A peine plus de dix ans après le premier iPhone, les smartphones ont aujourd’hui envahi le quotidien. Etait-ce prévisible?

La phénoménale courbe d’adoption par le grand public des iPhones et smartphones Android constitue tout de même une surprise. C’est fascinant de constater qu’un objet aujourd’hui totalement ancré dans le quotidien n’avait rien d’une évidence en 2007-2008. Les smartphones ont percé bien davantage que ce que pas mal de monde prédisait à l’époque. Les fabricants comme Nokia et Blackberry avaient fait le pari – à tort – de cibler les entreprises avec leurs téléphones mobiles connectés.
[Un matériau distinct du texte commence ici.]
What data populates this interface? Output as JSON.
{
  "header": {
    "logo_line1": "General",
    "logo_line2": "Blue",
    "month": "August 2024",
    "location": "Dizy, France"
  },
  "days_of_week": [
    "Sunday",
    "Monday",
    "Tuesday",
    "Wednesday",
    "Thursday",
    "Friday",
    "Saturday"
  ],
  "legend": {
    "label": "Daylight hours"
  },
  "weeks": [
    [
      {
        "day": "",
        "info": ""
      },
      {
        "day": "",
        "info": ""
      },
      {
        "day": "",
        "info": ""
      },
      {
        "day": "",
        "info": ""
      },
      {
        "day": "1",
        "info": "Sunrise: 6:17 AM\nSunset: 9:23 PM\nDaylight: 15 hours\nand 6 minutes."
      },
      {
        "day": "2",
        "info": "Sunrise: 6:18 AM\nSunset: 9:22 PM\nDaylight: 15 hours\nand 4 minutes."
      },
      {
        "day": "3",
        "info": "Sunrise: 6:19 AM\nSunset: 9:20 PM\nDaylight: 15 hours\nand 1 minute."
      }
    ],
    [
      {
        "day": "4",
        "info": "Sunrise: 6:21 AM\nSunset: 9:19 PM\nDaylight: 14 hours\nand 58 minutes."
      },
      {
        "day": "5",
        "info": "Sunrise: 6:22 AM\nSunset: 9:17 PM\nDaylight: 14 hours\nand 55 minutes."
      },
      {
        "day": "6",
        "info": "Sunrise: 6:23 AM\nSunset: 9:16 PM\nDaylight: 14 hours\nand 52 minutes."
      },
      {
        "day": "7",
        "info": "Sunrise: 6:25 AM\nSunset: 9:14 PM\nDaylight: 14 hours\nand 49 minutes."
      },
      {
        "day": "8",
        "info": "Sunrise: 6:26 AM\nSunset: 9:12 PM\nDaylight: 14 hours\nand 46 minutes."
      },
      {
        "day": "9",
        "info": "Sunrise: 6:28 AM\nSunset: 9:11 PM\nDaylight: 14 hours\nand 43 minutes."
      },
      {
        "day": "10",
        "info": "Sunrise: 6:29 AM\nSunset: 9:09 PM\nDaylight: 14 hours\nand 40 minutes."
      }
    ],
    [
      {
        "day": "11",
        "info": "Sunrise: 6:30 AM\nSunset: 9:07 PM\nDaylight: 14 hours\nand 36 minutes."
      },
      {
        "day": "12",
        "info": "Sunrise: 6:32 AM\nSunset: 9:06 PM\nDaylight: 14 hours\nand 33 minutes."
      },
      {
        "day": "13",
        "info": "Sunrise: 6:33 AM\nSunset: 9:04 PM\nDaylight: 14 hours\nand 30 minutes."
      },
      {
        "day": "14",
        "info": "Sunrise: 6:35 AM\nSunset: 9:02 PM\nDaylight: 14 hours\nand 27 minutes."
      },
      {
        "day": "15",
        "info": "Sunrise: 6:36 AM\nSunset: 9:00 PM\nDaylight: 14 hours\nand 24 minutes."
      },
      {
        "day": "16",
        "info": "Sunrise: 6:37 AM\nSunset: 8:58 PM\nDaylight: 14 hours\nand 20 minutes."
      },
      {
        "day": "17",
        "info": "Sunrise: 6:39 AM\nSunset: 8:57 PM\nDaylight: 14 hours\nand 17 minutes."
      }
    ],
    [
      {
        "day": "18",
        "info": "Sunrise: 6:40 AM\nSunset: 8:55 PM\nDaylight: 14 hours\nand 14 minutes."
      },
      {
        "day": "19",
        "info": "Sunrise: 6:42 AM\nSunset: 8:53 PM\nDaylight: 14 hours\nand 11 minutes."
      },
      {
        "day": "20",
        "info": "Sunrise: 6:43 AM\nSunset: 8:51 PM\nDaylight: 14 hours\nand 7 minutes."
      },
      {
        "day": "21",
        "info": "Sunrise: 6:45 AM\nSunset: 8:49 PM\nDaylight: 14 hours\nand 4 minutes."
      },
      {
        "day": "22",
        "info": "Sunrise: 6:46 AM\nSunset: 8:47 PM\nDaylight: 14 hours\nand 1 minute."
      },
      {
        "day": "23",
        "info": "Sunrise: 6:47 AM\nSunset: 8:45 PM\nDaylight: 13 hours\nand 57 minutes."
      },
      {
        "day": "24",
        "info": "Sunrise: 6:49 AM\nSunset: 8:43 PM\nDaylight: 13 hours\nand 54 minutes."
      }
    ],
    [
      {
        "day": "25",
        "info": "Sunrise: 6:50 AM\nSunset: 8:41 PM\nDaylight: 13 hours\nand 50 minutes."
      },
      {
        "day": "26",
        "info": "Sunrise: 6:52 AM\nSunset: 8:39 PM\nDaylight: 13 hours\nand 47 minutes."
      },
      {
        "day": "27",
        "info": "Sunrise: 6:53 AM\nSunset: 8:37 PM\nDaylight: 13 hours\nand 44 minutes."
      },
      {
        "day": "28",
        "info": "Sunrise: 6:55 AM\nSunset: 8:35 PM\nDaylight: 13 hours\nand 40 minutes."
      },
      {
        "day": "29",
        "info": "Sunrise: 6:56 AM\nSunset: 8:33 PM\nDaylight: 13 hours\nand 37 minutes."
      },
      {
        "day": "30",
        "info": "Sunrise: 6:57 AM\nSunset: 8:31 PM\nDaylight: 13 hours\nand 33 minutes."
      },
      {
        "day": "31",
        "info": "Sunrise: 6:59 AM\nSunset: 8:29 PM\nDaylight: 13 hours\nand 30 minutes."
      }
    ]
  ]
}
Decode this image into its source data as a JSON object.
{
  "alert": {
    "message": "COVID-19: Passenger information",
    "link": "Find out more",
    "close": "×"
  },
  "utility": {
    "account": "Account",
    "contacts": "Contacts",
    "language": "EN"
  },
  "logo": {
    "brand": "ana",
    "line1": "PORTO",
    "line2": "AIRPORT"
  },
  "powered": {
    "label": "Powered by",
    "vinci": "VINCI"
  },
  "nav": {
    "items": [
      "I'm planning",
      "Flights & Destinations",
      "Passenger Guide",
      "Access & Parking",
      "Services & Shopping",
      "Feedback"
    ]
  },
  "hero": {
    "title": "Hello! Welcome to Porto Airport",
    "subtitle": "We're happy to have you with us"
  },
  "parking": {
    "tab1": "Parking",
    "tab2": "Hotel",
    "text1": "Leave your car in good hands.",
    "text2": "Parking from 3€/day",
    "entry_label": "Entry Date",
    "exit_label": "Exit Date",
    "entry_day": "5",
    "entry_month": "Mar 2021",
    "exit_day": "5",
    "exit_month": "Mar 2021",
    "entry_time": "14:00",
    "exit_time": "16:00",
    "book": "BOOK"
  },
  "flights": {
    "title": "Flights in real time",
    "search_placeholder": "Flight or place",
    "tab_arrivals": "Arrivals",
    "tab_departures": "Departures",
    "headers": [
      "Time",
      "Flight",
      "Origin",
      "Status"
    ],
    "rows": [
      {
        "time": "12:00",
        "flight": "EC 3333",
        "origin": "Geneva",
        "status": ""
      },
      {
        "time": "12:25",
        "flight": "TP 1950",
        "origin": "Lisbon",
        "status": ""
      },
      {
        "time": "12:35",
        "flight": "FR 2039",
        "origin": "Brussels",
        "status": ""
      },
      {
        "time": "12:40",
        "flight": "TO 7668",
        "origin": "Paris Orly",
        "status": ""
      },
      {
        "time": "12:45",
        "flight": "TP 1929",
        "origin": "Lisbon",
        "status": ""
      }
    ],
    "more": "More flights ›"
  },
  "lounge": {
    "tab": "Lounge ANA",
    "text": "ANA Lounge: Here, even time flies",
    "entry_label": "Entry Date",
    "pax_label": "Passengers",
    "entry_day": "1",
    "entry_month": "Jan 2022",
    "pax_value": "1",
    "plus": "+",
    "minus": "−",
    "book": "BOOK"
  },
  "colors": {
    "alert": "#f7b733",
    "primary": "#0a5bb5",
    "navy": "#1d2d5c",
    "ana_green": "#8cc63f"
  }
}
On se souvient aussi des déclarations d’un dirigeant de Microsoft, qui ne croyait pas du tout au succès de l’iPhone.

Dans dix ans, l’intelligence artificielle sera-t-elle infiltrée partout?

C’est encore une fois passionnant de voir comment des promesses technoscientifiques circulent à travers les époques et se répètent. Dans le courant des années 2000 est revenue à la mode l’idée du web sémantique et de data mining, qui avaient déjà émergé à la fin des années 90, et qui s’articulaient autour de la possibilité de tirer des bénéfices en croisant et en analysant des données. L’intelligence artificielle (IA) telle qu’on la définit aujourd’hui, qui ne correspond plus du tout au terme des années 60, constitue le prolongement de cette promesse. Il y a une quinzaine d’années, on parlait déjà d’IA et de machine learning dans le milieu scientifique. Enthousiasmantes mais suscitant aussi des peurs, ces technologies portent aujourd’hui clairement la transition entre passé et futur. Compte tenu de l’évolution des technologies de l’information et de la communication, l’apprentissage machine est pour le coup autre chose qu’un concept limité aux articles scientifiques ou aux brevets. Les algorithmes de machine learning s’invitent dans les smartphones et les voitures, bien souvent sans que les gens ne prennent conscience de la performance technologique qui se cache derrière les applications qu’ils utilisent. Je pense par exemple aux outils de traduction, qui ont progressé de manière assez formidable. C’est déjà du concret et il y a des chances de voir des évolutions semblables dans d’autres domaines.

Dans dix ans, helpdesks et services clients seront-ils largement automatisés et pris en charge par des assistants virtuels?

Je ne le pense pas. Cette forme d’interaction a des limites et risque de créer des frustrations. Le monde de l’entreprise va ainsi devoir s’interroger. L’automatisation promet de gagner en efficacité et de réduire des coûts, mais peut être dommageable quant à la qualité de certains services. Il y aura ainsi certainement un retour de bâton. On réalisera être allé trop loin et l’on reviendra en arrière d’ici quatre ou cinq ans. On comprendra que le modèle le plus efficace n’est pas de remplacer les humains par des robots, notamment pour les activités de service. Il s’agira alors de trouver de nouvelles formes de collaboration et de cohabitation entre humains et machines. A l’image de ce qu’on observe dans le domaine du jeu d’échecs: on sait que la machine peut battre un humain, par contre une machine et un humain, ensemble, peuvent battre une intelligence artificielle. Autre exemple, dans le monde de la robotique, le domaine de la cobotique s’inscrit dans l’idée d’équiper des agents humains avec des programmes et outils les rendant plus performants. Etant donné que dans beaucoup de domaines, le fait de parler à des humains sera toujours valorisé, ces approches m’apparaissent prometteuses et efficaces.